Tuesday, April 8, 2008

Anti-Spam Technology Adoption


In his comments on Post #3 of our trickle blog, TZink notes that Bill Gates would have been right about the 2-year time frame for stopping spam if the computational challenge and sender authentication measures had been widely implemented.

They were probably right. These steps would have worked but didn't because these techniques interfere with legitimate email delivery. Let's take a closer look at the challenges to implementing these and other anti-spam technologies by comparing the adoption of Sender Authentication and Reputation filtering.

To date, Sender Authentication has been limited in its deployment and usefulness by factors related to how legitimate organizations use email.

The first barrier to adoption is inconvenience. If we look at Sender Authentication today, most organizations implement soft-sender authentication. Soft-fail authentication basically says "Our email comes from these specific servers, OR it could come from anywhere else." This is not very different from the unauthenticated model of "Our email comes from anywhere" because I can't reject mail, even if it comes from somewhere other than the authenticated servers.

To enable rejection of messages, organizations should implement hard-fail authentication and state "All email from our domain originates at these servers." This is a good clear statement enabling the rejection of mail coming from elsewhere.

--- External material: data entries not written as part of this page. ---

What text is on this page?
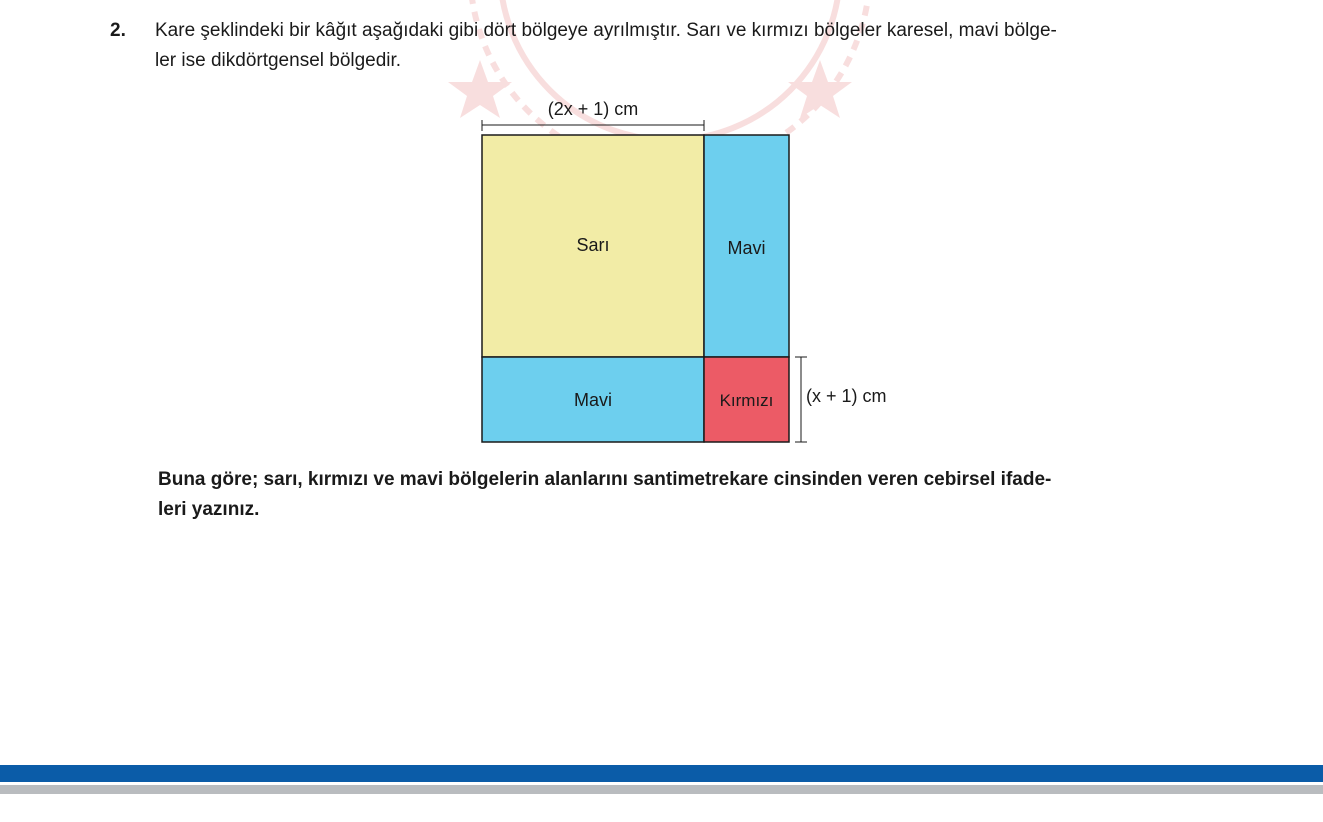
2. Kare şeklindeki bir kâğıt aşağıdaki gibi dört bölgeye ayrılmıştır. Sarı ve kırmızı bölgeler karesel, mavi bölge-
ler ise dikdörtgensel bölgedir.
(2x + 1) cm
(x + 1) cm
Sarı	Mavi
Mavi	Kırmızı
Buna göre; sarı, kırmızı ve mavi bölgelerin alanlarını santimetrekare cinsinden veren cebirsel ifade-
leri yazınız.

Why don't more organizations do this?

One reason appears to be because it's inconvenient for their users if they enforce the use of their servers. Many end users dislike authentication because they must now setup their email client to send only via those servers, rather than change the "from" address and send from anywhere. That this process is perceived as a burden on senders is unclear to me, and it remains one of the barriers to implementation. [Disclosure: Mailchannels sets our records to soft-fail authentication and its unclear to me why]

A second barrier to adoption is the lack of incentive to do it. Unless I'm worried my email will get blocked when I send it, there is little value in configuring authentication for my servers. The value of authentication is mainly derived by the recipient - better and clearer information helps them decide whether or not to receive my email. However, people want to get their mail so authentication is configured on the (pragmatic) assumption that most servers don't have authentication setup. In this case, without authentication data, the recipient will normally receive the mail anyway. Since I can still deliver my messages without setting up authentication, why bother doing so. If measures like this are to be effective, the default action needs to be to enfocement. This would likely penalize most legitimate senders - hence adoption is slow. Yahoo and others have become more aggressive in their requirement for Authentication, the adoption has improved.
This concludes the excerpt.